Characteristically for Saar, there’s another side to the coin. He is one of very few Likud members who enjoy real support from the opposition. Blue and White leader Yair Lapid recently said of Saar, “He’s a decent man, and decent men do decent things.” Saar is probably the only right-wing politician to count supporters both in Tel Aviv and among chareidi politicians, as well as in the press and in the justice system.
Gideon Saar had been a rising star in the Likud but took time out from politics in 2014 to devote time to his children. (He has two children from his first marriage, which ended in divorce in 2012. In 2013 he married Even, and they now have a son and a daughter.) Saar surprised associates in 2017 when he announced his intention to return to politics.
That move wasn’t welcomed by Netanyahu, who claimed in 2018 that Saar was plotting with President Reuven Rivlin to supplant Netanyahu in forming a new government after the Likud’s expected victory in the next elections. Saar and Rivlin dismissed the allegations.
Early in 2019, Saar ran in the primaries for the Likud list ahead of the April Knesset elections. Despite a concerted campaign against him by Netanyahu, Saar won the fifth spot on the Likud list.
Close to election day, Saar launched a broadside at Netanyahu, shrewdly choosing a subject bound to create a stir. Saar tweeted that the just-completed cease-fire with Hamas “left Israel with zero achievements.” Netanyahu’s camp reacted aggressively. Anonymous sources began planting unflattering reports about members of Saar’s family.
Saar patiently supported Netanyahu throughout both 2019 election campaigns. But as soon as Mandelblit announced he would indict Netanyahu on three charges of bribery and breach of trust, Saar stepped out of the shadows, demanding immediate primaries for the Likud leadership.
Netanyahu himself didn’t say much in reaction, but his associates attacked Saar with full force. They claimed Saar was attempting a putsch, betraying the values of the Likud, stabbing Netanyahu in the back. But Saar refused to back down.
In the end, Netanyahu was forced to agree to Likud primaries. Meanwhile Saar has not given Netanyahu an easy time of it, charging that, if elected, he would effect “much needed reforms in the justice system. Unfortunately, this is a subject that hasn’t been dealt with during the Likud’s past decade in power.”
Saar hasn’t crossed red lines, but nor has he flinched from criticism. At his leadership campaign launch he said: “There is no one in politics for whom I’ve done more than Netanyahu, and I don’t regret it either. Netanyahu fought the Oslo accords and has made great diplomatic achievements for Israel. And I haven’t forgotten that fact, even as he attacked me, as he persecuted me, as he rewarded loyalty with insult — because I have always put the good of the movement and of the country above everything.”

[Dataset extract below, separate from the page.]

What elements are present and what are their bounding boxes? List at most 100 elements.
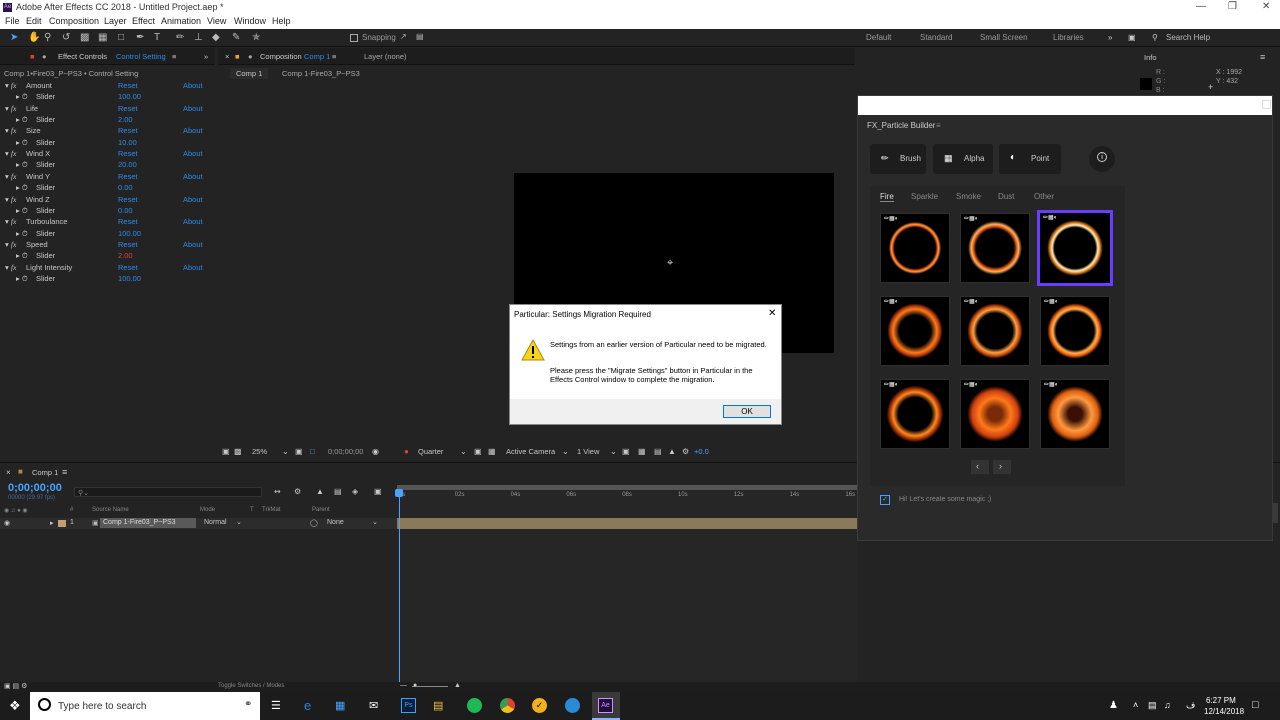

Some polls published since Saar declared his candidacy suggest that he would bring a better result for the right than Netanyahu. But the political consensus seems to be solidifying behind Netanyahu, one of Israel’s best prime ministers to date, to lead the right-wing bloc into the next Knesset election.
So what did Saar need this for? The general view is that he’s looking ahead to the day after Netanyahu. He seeks to build up a coalition of the Likud’s disaffected, to give him a solid base of support to capture the party leadership after Netanyahu steps down, and beat out fellow aspirants Yisrael Katz, Yuli Edelstein, and Gilad Erdan.
Polls suggest, however, that Saar’s most formidable opponent would be current MK and former Jerusalem mayor Nir Barkat. And Barkat has already demonstrated his ability to maintain secular support while winning election in a majority-chareidi city. His crossover appeal hits Saar in one of his strengths. Whenever Netanyahu does decide to step down, it will trigger a mesmerizing succession battle in the Likud.